Whenever you have that sort of advice going round, it's pretty hard to get anyone interested in something new, at all, regardless of what it does. And it's even harder to get them interested in something new that's high growth and therefore likely to be higher risk.
Moore said many sharebrokers had been advising clients to avoid risky investments this year, which was not a great environment for attracting listings to a new, higher risk market like NXT.
"Whenever you have that sort of advice going round, it's pretty hard to get anyone interested in something new, at all, regardless of what it does. And it's even harder to get them interested in something new that's high growth and therefore likely to be higher risk." After several years of strong returns, markets have become more volatile in recent months, thanks to fears about China and the global economy, and uncertainty about US interest rates.
Moore, whose firm is advising Snakk Media and Cooks, said he was talking with a number of other companies that were looking to list on NXT, which he couldn't name.

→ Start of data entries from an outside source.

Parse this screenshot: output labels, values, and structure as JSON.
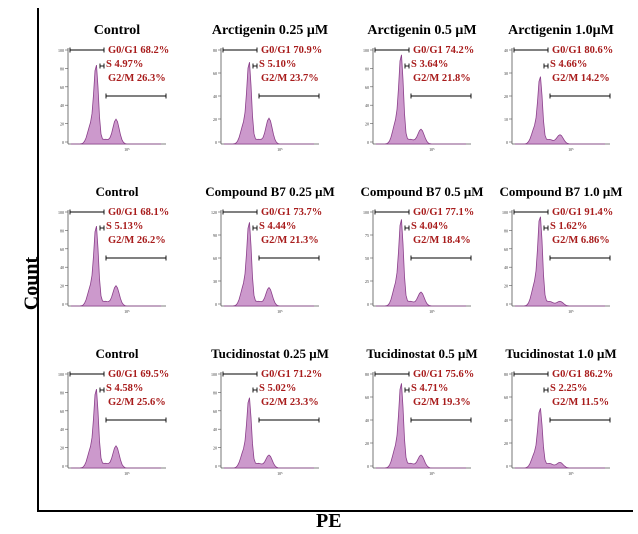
{
  "figure": {
    "xlabel": "PE",
    "ylabel": "Count"
  },
  "style": {
    "fill": "#cc99cc",
    "stroke": "#8a3f8a",
    "gate_text": "#a81c1c",
    "axis": "#000000"
  },
  "chart_data": [
    {
      "type": "area",
      "title": "Control",
      "ymax_tick": "100",
      "yticks": [
        "100",
        "80",
        "60",
        "40",
        "20",
        "0"
      ],
      "xtick": "10⁵",
      "gates": [
        {
          "name": "G0/G1",
          "value": "68.2%"
        },
        {
          "name": "S",
          "value": "4.97%"
        },
        {
          "name": "G2/M",
          "value": "26.3%"
        }
      ],
      "labels": [
        "G0/G1 68.2%",
        "S 4.97%",
        "G2/M 26.3%"
      ]
    },
    {
      "type": "area",
      "title": "Arctigenin 0.25 μM",
      "yticks": [
        "80",
        "60",
        "40",
        "20",
        "0"
      ],
      "xtick": "10⁵",
      "gates": [
        {
          "name": "G0/G1",
          "value": "70.9%"
        },
        {
          "name": "S",
          "value": "5.10%"
        },
        {
          "name": "G2/M",
          "value": "23.7%"
        }
      ],
      "labels": [
        "G0/G1 70.9%",
        "S 5.10%",
        "G2/M 23.7%"
      ]
    },
    {
      "type": "area",
      "title": "Arctigenin 0.5 μM",
      "yticks": [
        "100",
        "80",
        "60",
        "40",
        "20",
        "0"
      ],
      "xtick": "10⁵",
      "gates": [
        {
          "name": "G0/G1",
          "value": "74.2%"
        },
        {
          "name": "S",
          "value": "3.64%"
        },
        {
          "name": "G2/M",
          "value": "21.8%"
        }
      ],
      "labels": [
        "G0/G1 74.2%",
        "S 3.64%",
        "G2/M 21.8%"
      ]
    },
    {
      "type": "area",
      "title": "Arctigenin 1.0μM",
      "yticks": [
        "40",
        "30",
        "20",
        "10",
        "0"
      ],
      "xtick": "10⁵",
      "gates": [
        {
          "name": "G0/G1",
          "value": "80.6%"
        },
        {
          "name": "S",
          "value": "4.66%"
        },
        {
          "name": "G2/M",
          "value": "14.2%"
        }
      ],
      "labels": [
        "G0/G1 80.6%",
        "S 4.66%",
        "G2/M 14.2%"
      ]
    },
    {
      "type": "area",
      "title": "Control",
      "yticks": [
        "100",
        "80",
        "60",
        "40",
        "20",
        "0"
      ],
      "xtick": "10⁵",
      "gates": [
        {
          "name": "G0/G1",
          "value": "68.1%"
        },
        {
          "name": "S",
          "value": "5.13%"
        },
        {
          "name": "G2/M",
          "value": "26.2%"
        }
      ],
      "labels": [
        "G0/G1 68.1%",
        "S 5.13%",
        "G2/M 26.2%"
      ]
    },
    {
      "type": "area",
      "title": "Compound B7 0.25 μM",
      "yticks": [
        "120",
        "90",
        "60",
        "30",
        "0"
      ],
      "xtick": "10⁵",
      "gates": [
        {
          "name": "G0/G1",
          "value": "73.7%"
        },
        {
          "name": "S",
          "value": "4.44%"
        },
        {
          "name": "G2/M",
          "value": "21.3%"
        }
      ],
      "labels": [
        "G0/G1 73.7%",
        "S 4.44%",
        "G2/M 21.3%"
      ]
    },
    {
      "type": "area",
      "title": "Compound B7 0.5 μM",
      "yticks": [
        "100",
        "75",
        "50",
        "25",
        "0"
      ],
      "xtick": "10⁵",
      "gates": [
        {
          "name": "G0/G1",
          "value": "77.1%"
        },
        {
          "name": "S",
          "value": "4.04%"
        },
        {
          "name": "G2/M",
          "value": "18.4%"
        }
      ],
      "labels": [
        "G0/G1 77.1%",
        "S 4.04%",
        "G2/M 18.4%"
      ]
    },
    {
      "type": "area",
      "title": "Compound B7 1.0 μM",
      "yticks": [
        "100",
        "80",
        "60",
        "40",
        "20",
        "0"
      ],
      "xtick": "10⁵",
      "gates": [
        {
          "name": "G0/G1",
          "value": "91.4%"
        },
        {
          "name": "S",
          "value": "1.62%"
        },
        {
          "name": "G2/M",
          "value": "6.86%"
        }
      ],
      "labels": [
        "G0/G1 91.4%",
        "S 1.62%",
        "G2/M 6.86%"
      ]
    },
    {
      "type": "area",
      "title": "Control",
      "yticks": [
        "100",
        "80",
        "60",
        "40",
        "20",
        "0"
      ],
      "xtick": "10⁵",
      "gates": [
        {
          "name": "G0/G1",
          "value": "69.5%"
        },
        {
          "name": "S",
          "value": "4.58%"
        },
        {
          "name": "G2/M",
          "value": "25.6%"
        }
      ],
      "labels": [
        "G0/G1 69.5%",
        "S 4.58%",
        "G2/M 25.6%"
      ]
    },
    {
      "type": "area",
      "title": "Tucidinostat 0.25 μM",
      "yticks": [
        "100",
        "80",
        "60",
        "40",
        "20",
        "0"
      ],
      "xtick": "10⁵",
      "gates": [
        {
          "name": "G0/G1",
          "value": "71.2%"
        },
        {
          "name": "S",
          "value": "5.02%"
        },
        {
          "name": "G2/M",
          "value": "23.3%"
        }
      ],
      "labels": [
        "G0/G1 71.2%",
        "S 5.02%",
        "G2/M 23.3%"
      ]
    },
    {
      "type": "area",
      "title": "Tucidinostat 0.5 μM",
      "yticks": [
        "80",
        "60",
        "40",
        "20",
        "0"
      ],
      "xtick": "10⁵",
      "gates": [
        {
          "name": "G0/G1",
          "value": "75.6%"
        },
        {
          "name": "S",
          "value": "4.71%"
        },
        {
          "name": "G2/M",
          "value": "19.3%"
        }
      ],
      "labels": [
        "G0/G1 75.6%",
        "S 4.71%",
        "G2/M 19.3%"
      ]
    },
    {
      "type": "area",
      "title": "Tucidinostat 1.0 μM",
      "yticks": [
        "80",
        "60",
        "40",
        "20",
        "0"
      ],
      "xtick": "10⁵",
      "gates": [
        {
          "name": "G0/G1",
          "value": "86.2%"
        },
        {
          "name": "S",
          "value": "2.25%"
        },
        {
          "name": "G2/M",
          "value": "11.5%"
        }
      ],
      "labels": [
        "G0/G1 86.2%",
        "S 2.25%",
        "G2/M 11.5%"
      ]
    }
  ]
}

"I think for a small, high growth company, the NXT market is a pretty good place to be." NXT companies will provide interim and full-year reports, as well as quarterly updates that include progress towards "key operating milestones".
The NXT regime also includes "bright line tests" that help issuers identify what information must be immediately disclosed to the market.
These include a banking covenant breach, the appointment of a receiver or liquidator, and the likelihood of a company's operational performance varying by more than 10 per cent from published targets.
NXT firms will pay a $30,000 annual listing fee, which includes company research by Edison Research and "market maker" services by First NZ Capital.
The new market was made possible by the Financial Markets Conduct Act, a once-in-a-generation overhaul of securities legislation that came fully into force in December.